Abstract: Inferring the structure and dynamical interactions of complex biological systems is critical to understanding and controlling their behavior. I am interested in discovering mechanistic informative models, assuming I have time-series data of important state variables and knowledge of the possible types of interactions between state variables. The problem is then selecting which interactions, or model terms, are most likely responsible for the observed dynamics. Several challenges make model selection difficult including nonlinearities and unmeasured state variables. I will discuss methods for reframing these problems so that sparse model selection is possible. I will discuss preliminary results on parameter estimation, model selection, and experimental design to characterize a spatially organized metabolism pathway in bacteria and generic chaotic systems. Parameter estimation and model selection are challenging in these cases because only some of the metabolite pools or state variables can be measured and the other variables are hidden or latent. We use a combination of data assimilations techniques and sparse optimization to perform model selection. Experimental design is enabled through sensitivity analysis of the model manifold.

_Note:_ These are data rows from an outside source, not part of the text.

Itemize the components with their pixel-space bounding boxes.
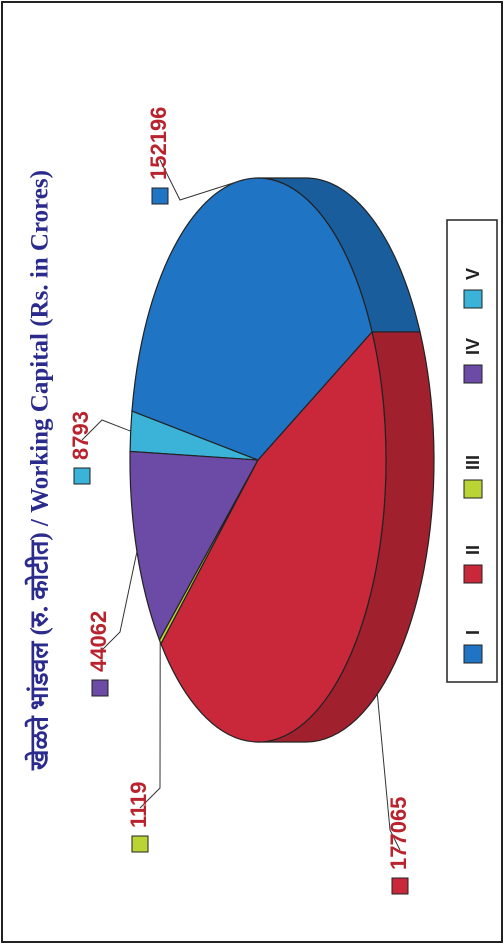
legend-box	[446, 219, 498, 683]
slice	[160, 330, 387, 743]
leader-line	[81, 419, 131, 441]
data-label: 152196	[146, 107, 171, 180]
slice	[129, 450, 259, 642]
label-swatch	[131, 835, 149, 853]
legend-label: III	[463, 455, 483, 470]
label-swatch	[91, 679, 109, 697]
data-label: 8793	[68, 411, 93, 460]
data-label: 44062	[86, 611, 111, 672]
leader-line	[376, 694, 401, 851]
legend-swatch	[463, 644, 483, 664]
legend-label: V	[463, 268, 483, 280]
rotated-chart: खेळते भांडवल (रु. कोटीत) / Working Capit…	[25, 107, 498, 895]
label-swatch	[73, 467, 91, 485]
leader-line	[139, 641, 161, 809]
legend-label: II	[463, 545, 483, 555]
legend-label: I	[463, 630, 483, 635]
legend-swatch	[463, 479, 483, 499]
leader-line	[159, 159, 240, 201]
label-swatch	[391, 877, 409, 895]
legend-swatch	[463, 364, 483, 384]
leader-line	[99, 551, 138, 653]
data-label: 177065	[386, 797, 411, 870]
legend-label: IV	[463, 338, 483, 355]
legend-swatch	[463, 564, 483, 584]
data-label: 1119	[126, 781, 151, 828]
label-swatch	[151, 187, 169, 205]
chart-title: खेळते भांडवल (रु. कोटीत) / Working Capit…	[25, 170, 54, 771]
legend-swatch	[463, 289, 483, 309]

Short Bio: Dr. Niall M. Mangan received the Dual BS degrees in mathematics and physics, with a minor in chemistry, from Clarkson University, Potsdam, NY, USA, in 2008, and the PhD degree in systems biology from Harvard University, Cambridge, MA, USA, in 2013. Dr. Mangan worked as a postdoctoral associate in the Photovoltaics Lab at MIT from 2013-2015 and as an Acting Assistant Professor at the University of Washington, Seattle from 2016-2017. She is currently an Assistant Professor of engineering sciences and applied mathematics with Northwestern University, where she works at the interface of mechanistic modeling and data-driven statistical inference. Her group applies these methods to biological, chemical, and material problems.